Your cancer doctor and nurses will keep a close eye on you during your treatment. You may have blood tests, X-rays, and scans to see how you are doing. If necessary, your doctors will change your drugs or how they give them to you. Sometimes they will stop the treatment early or continue it for longer than planned. It all depends on how your body and the cancer respond to the treatment.

How long will my treatment last?

Your treatment could last several weeks or several months. You’ll probably get one dose of treatment at a time or over a few days, and then you’ll be given a rest before having the next treatment. Treatment cycles are usually two to four weeks apart. Spacing out your treatment in this way gives your body a chance to recover from any side effects.

Blood tests

Before you have each treatment, a blood sample will be taken. This test (known as a blood count) measures the different cells in your blood.
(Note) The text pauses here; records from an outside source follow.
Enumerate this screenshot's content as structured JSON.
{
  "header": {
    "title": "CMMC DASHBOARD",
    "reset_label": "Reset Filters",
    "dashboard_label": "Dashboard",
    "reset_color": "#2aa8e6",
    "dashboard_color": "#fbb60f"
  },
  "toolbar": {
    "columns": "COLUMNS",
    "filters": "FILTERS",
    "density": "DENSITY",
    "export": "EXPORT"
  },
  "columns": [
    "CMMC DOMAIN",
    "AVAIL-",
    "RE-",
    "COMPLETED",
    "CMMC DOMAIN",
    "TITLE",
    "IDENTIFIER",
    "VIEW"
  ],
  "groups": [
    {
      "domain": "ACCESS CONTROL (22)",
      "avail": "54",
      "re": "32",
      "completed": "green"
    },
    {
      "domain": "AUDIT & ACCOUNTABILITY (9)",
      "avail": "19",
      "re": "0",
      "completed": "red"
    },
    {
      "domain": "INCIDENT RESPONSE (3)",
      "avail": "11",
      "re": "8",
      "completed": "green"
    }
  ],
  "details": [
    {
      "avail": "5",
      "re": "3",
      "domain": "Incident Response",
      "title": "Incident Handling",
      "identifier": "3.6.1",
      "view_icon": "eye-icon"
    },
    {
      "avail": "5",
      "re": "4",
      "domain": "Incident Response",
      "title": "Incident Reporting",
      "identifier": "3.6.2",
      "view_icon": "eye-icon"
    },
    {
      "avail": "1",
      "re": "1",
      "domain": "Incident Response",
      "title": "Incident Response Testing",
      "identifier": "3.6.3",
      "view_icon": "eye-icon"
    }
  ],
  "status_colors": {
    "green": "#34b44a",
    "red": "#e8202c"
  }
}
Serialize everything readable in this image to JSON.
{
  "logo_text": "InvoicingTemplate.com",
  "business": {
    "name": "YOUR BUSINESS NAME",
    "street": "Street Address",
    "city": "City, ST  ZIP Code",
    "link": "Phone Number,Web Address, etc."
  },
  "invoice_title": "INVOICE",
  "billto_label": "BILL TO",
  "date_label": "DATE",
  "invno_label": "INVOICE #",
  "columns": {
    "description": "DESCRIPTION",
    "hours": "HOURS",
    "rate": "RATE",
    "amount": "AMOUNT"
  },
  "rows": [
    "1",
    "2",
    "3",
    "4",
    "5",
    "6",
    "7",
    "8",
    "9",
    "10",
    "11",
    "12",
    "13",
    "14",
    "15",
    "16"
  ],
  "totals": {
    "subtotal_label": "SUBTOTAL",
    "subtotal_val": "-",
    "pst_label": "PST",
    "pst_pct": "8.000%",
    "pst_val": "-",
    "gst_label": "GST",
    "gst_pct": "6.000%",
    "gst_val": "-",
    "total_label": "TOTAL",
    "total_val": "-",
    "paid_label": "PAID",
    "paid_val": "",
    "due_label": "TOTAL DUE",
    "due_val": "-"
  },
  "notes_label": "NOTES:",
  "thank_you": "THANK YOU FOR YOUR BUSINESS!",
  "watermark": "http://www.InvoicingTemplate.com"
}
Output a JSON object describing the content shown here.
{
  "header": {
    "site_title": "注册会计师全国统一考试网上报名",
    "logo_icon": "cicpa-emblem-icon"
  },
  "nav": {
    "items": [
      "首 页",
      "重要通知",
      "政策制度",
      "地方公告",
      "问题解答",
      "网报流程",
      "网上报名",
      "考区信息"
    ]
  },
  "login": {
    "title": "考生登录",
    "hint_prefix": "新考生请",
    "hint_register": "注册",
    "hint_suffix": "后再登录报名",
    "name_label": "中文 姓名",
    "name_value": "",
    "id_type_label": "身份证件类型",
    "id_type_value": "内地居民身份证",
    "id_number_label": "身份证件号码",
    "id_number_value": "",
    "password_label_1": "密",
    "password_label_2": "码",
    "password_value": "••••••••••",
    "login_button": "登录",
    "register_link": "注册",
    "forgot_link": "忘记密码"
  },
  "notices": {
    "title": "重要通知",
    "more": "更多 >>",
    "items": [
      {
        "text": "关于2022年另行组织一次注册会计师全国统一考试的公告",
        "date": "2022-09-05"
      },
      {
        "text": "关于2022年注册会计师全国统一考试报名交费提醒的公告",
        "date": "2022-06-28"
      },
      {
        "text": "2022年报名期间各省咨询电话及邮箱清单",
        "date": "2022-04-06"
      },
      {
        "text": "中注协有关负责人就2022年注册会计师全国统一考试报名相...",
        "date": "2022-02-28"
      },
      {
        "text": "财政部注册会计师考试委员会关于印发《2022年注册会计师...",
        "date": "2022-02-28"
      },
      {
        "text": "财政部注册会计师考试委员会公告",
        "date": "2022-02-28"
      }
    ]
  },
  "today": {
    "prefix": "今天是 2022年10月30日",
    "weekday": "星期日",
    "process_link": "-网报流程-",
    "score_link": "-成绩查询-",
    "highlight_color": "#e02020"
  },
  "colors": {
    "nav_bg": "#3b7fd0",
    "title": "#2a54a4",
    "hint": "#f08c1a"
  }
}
You need to have blood counts because chemotherapy drugs can lower blood count levels. If any part of your blood count is too low, your doctors might give you a longer time between treatments. They may change your drugs, or give you additional treatment that boosts blood counts.

“I got a little scared by tests: it was a shock. I don’t remember what was said but my husband did. He had all the questions.” Debbie

Will it cure me?

Chemotherapy can cure some types of cancer. Sometimes it does this on its own, and sometimes, when used with surgery or radiation treatment. At other times, chemotherapy controls your cancer by stopping it growing or by making it shrink. This treatment can give you a longer life or can help reduce any problems the cancer is giving you. Whether or not chemotherapy cures depends on what sort of cancer you have and its stage. Ask your cancer doctor how chemotherapy will help you.

Use of chemotherapy to help other treatment

Chemotherapy can be used to assist another treatment, such as surgery or radiation treatment; this is called adjuvant chemotherapy.

Adjuvant chemotherapy can be given either before or after the main treatment. When given before other treatment, the drugs can be used to make the cancer smaller so that the main treatment can be more effective.

When given after the main treatment, chemotherapy is often used to kill any potential cancer cells which have not been found but could cause problems later.